Completion of clinic’s upgrading project set to be behind schedule


NEARLY DONE: The new treatment room at Tanah Puteh Clinic in Pending.

MORE TO GO: Men are seen working on the block for mother and child health services at Tanah Puteh Clinic.

INFORMATION: The sign placed near the entrance of Tanah Puteh Clinic.

KUCHING: The project to upgrade Tanah Puteh Clinic which includes building two new blocks — one as treatment room and another for mother and child health services — seems to be falling behind schedule.

Started on April 15 this year, the project costing under RM500,000 is expected to be completed on Aug 4 as shown on a sign ‘Projek Khas Menteri Kesihatan Malaysia…’ (Special Project of Health Ministry Malaysia) placed near the entrance of the clinic in Pending here.

A visit to the clinic yesterday noted that the treatment room was almost fully completed while the block for mother and child health services still had more than 10 per cent to go.

Despite the sign showing Aug 4 (a Sunday) as the completion date, state Health director Datu Dr Zulkilfi Jantan earlier on said the project would be completed by September or October.

An officer at the clinic said he was in the dark as to when the project would be completed.

“Hopefully with the completion of the new blocks, congestion at the clinic will be relieved. The clinic’s mother and child health services, which is currently at the first floor, will be moved to the new building.

“The treatment room is almost completed and we are waiting to move in the equipment. It is meant for surgical procedures, attending to emergency cases and certain investigations,” said the officer, requesting anonymity, when met at the clinic.

He added that among others the mother and child health services would offer home nursing, pap smear and pre and post natal care.

Having served at Tanah Puteh Clinic for seven years, he said the last upgrading work done was on the clinic’s laboratory a couple of years ago.

He also admitted that several patients had complained of the long wait at the clinic and the limited parking bays.

“The complaints come on and off,” he said, pointing out that the clinic serves about 500 patients a day.

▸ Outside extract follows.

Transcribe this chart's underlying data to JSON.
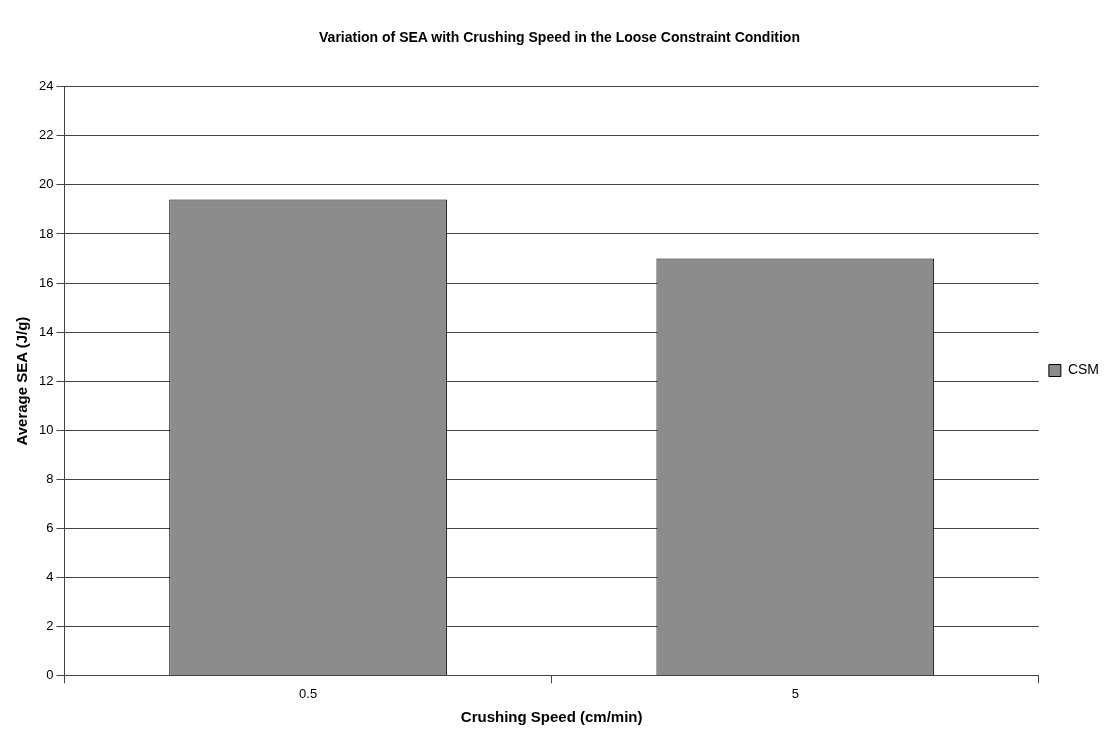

Presently, Tanah Puteh Clinic has one specialist, six doctors, 26 nurses and one ambulance. The clinic has been offering health services since 1977 and it closes on weekends.

On June 17, Dr Zulkifli said the upgrading project was 40 per cent completed and expected to be fully done by September at the soonest.

The on-going work was supposed to be done two years ago after former Health Minister Datuk Seri Liow Tiong Lai visited the clinic on April 7, 2011 in conjunction with the 10th state election.

Early this year, SUPP secretary-general Prof Dr Sim Kui Hian, who was the BN-SUPP candidate for Pending, conceded that the upgrading work was delayed due to technical problems.

Dr Sim, who was also present during Liow’s visit at the clinic, added that the project was hit with some “design problems and engineering specification issues” that required more time to resolve.